1752-11-30, de Voltaire [François Marie Arouet] à Charlotte Sophia van Aldenburg, countess of Bentinck.

Votre lettre madame est au dessus de celles de me de Maintenon, comme votre caractère au dessus du sien.
Elle disait que pour réussir à la cour il faut un esprit naturel et un cœur faux. Ce dernier talent dieu merci vous manquera toujours.

Comment pouvez vous imaginer que je ne vous ai pas envoyé la sottise tragique en question? esce que j'en fais sans les mettre à vos pieds?
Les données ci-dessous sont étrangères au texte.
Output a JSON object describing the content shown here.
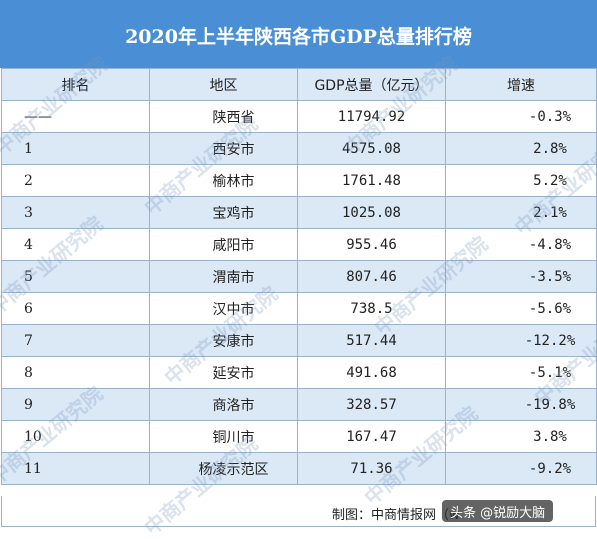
{
  "title": "2020年上半年陕西各市GDP总量排行榜",
  "headers": [
    "排名",
    "地区",
    "GDP总量（亿元）",
    "增速"
  ],
  "rows": [
    {
      "rank": "——",
      "region": "陕西省",
      "gdp": "11794.92",
      "growth": "-0.3%"
    },
    {
      "rank": "1",
      "region": "西安市",
      "gdp": "4575.08",
      "growth": "2.8%"
    },
    {
      "rank": "2",
      "region": "榆林市",
      "gdp": "1761.48",
      "growth": "5.2%"
    },
    {
      "rank": "3",
      "region": "宝鸡市",
      "gdp": "1025.08",
      "growth": "2.1%"
    },
    {
      "rank": "4",
      "region": "咸阳市",
      "gdp": "955.46",
      "growth": "-4.8%"
    },
    {
      "rank": "5",
      "region": "渭南市",
      "gdp": "807.46",
      "growth": "-3.5%"
    },
    {
      "rank": "6",
      "region": "汉中市",
      "gdp": "738.5",
      "growth": "-5.6%"
    },
    {
      "rank": "7",
      "region": "安康市",
      "gdp": "517.44",
      "growth": "-12.2%"
    },
    {
      "rank": "8",
      "region": "延安市",
      "gdp": "491.68",
      "growth": "-5.1%"
    },
    {
      "rank": "9",
      "region": "商洛市",
      "gdp": "328.57",
      "growth": "-19.8%"
    },
    {
      "rank": "10",
      "region": "铜川市",
      "gdp": "167.47",
      "growth": "3.8%"
    },
    {
      "rank": "11",
      "region": "杨凌示范区",
      "gdp": "71.36",
      "growth": "-9.2%"
    }
  ],
  "footer": {
    "source": "制图：中商情报网（w",
    "stamp": "头条 @锐励大脑"
  },
  "watermark_text": "中商产业研究院",
  "colors": {
    "title_bg": "#4a8fd6",
    "row_alt": "#dbe8f6",
    "border": "#9ab3cc"
  }
}
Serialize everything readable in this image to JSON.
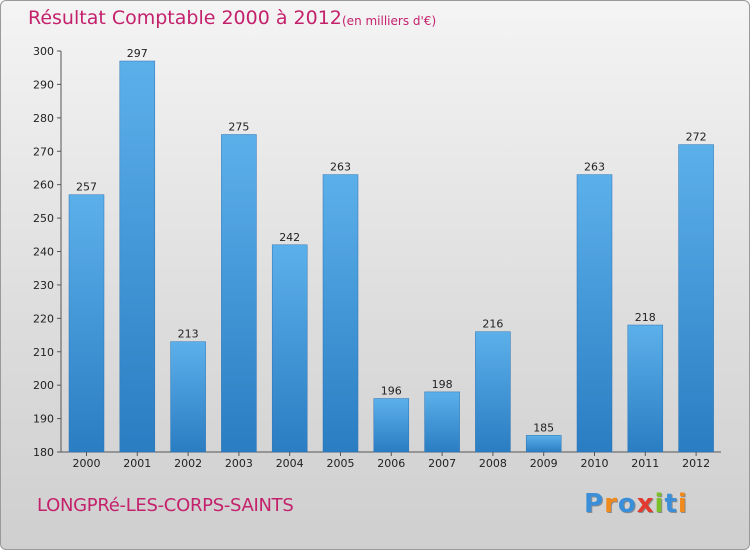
{
  "header": {
    "title": "Résultat Comptable 2000 à 2012",
    "subtitle": "(en milliers d'€)"
  },
  "footer": {
    "commune": "LONGPRé-LES-CORPS-SAINTS",
    "logo_letters": [
      "P",
      "r",
      "o",
      "x",
      "i",
      "t",
      "i"
    ],
    "logo_colors": [
      "#3a8fd8",
      "#f08a1c",
      "#3a8fd8",
      "#e23a2f",
      "#7cbf2b",
      "#3a8fd8",
      "#f08a1c"
    ]
  },
  "colors": {
    "accent": "#c4216c",
    "bar_light": "#5cb0ea",
    "bar_dark": "#2a7dc2"
  },
  "chart_data": {
    "type": "bar",
    "title": "Résultat Comptable 2000 à 2012",
    "subtitle": "(en milliers d'€)",
    "xlabel": "",
    "ylabel": "",
    "categories": [
      "2000",
      "2001",
      "2002",
      "2003",
      "2004",
      "2005",
      "2006",
      "2007",
      "2008",
      "2009",
      "2010",
      "2011",
      "2012"
    ],
    "values": [
      257,
      297,
      213,
      275,
      242,
      263,
      196,
      198,
      216,
      185,
      263,
      218,
      272
    ],
    "ylim": [
      180,
      300
    ],
    "yticks": [
      180,
      190,
      200,
      210,
      220,
      230,
      240,
      250,
      260,
      270,
      280,
      290,
      300
    ],
    "grid": false,
    "data_labels": true
  }
}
Si vous ne l'avez pas reçue par la poste, je vous demande en grâce de m'en instruire.

Je vous remercie de l'avis. Je vous jure que j'ignore entièrement ce dont le billet fait mention. Vous pouvez assurer hardiment que c'est une imposture. Il y en a bien d'autres. Je n'ay jamais rien vu de si ridicule que ce que je vois aujourd'huy, et je m'en moque. Il n'y a qu'à rire.

Laissez là Librekins. Je vivray et mourrai bien sans luy. Je ne viendray qu'avec le Roy. J'ay à vous parler baucoup plus que vous ne pensez, et je vous suis attaché baucoup plus que je ne vous le dis. Le diable est au champs. Deux marchands vous ont fait banqueroute, mais croyez moy, une femme de votre rang et de votre esprit n'en sera pas mauvaise marchande.

Je vous suplie de vouloir bien me mander quand le prince Louis de Virtemberg compte partir. Cela m'est essentiel pour un paquet très essentiel. Adieu madame, vous êtes adorable, et je vous adore.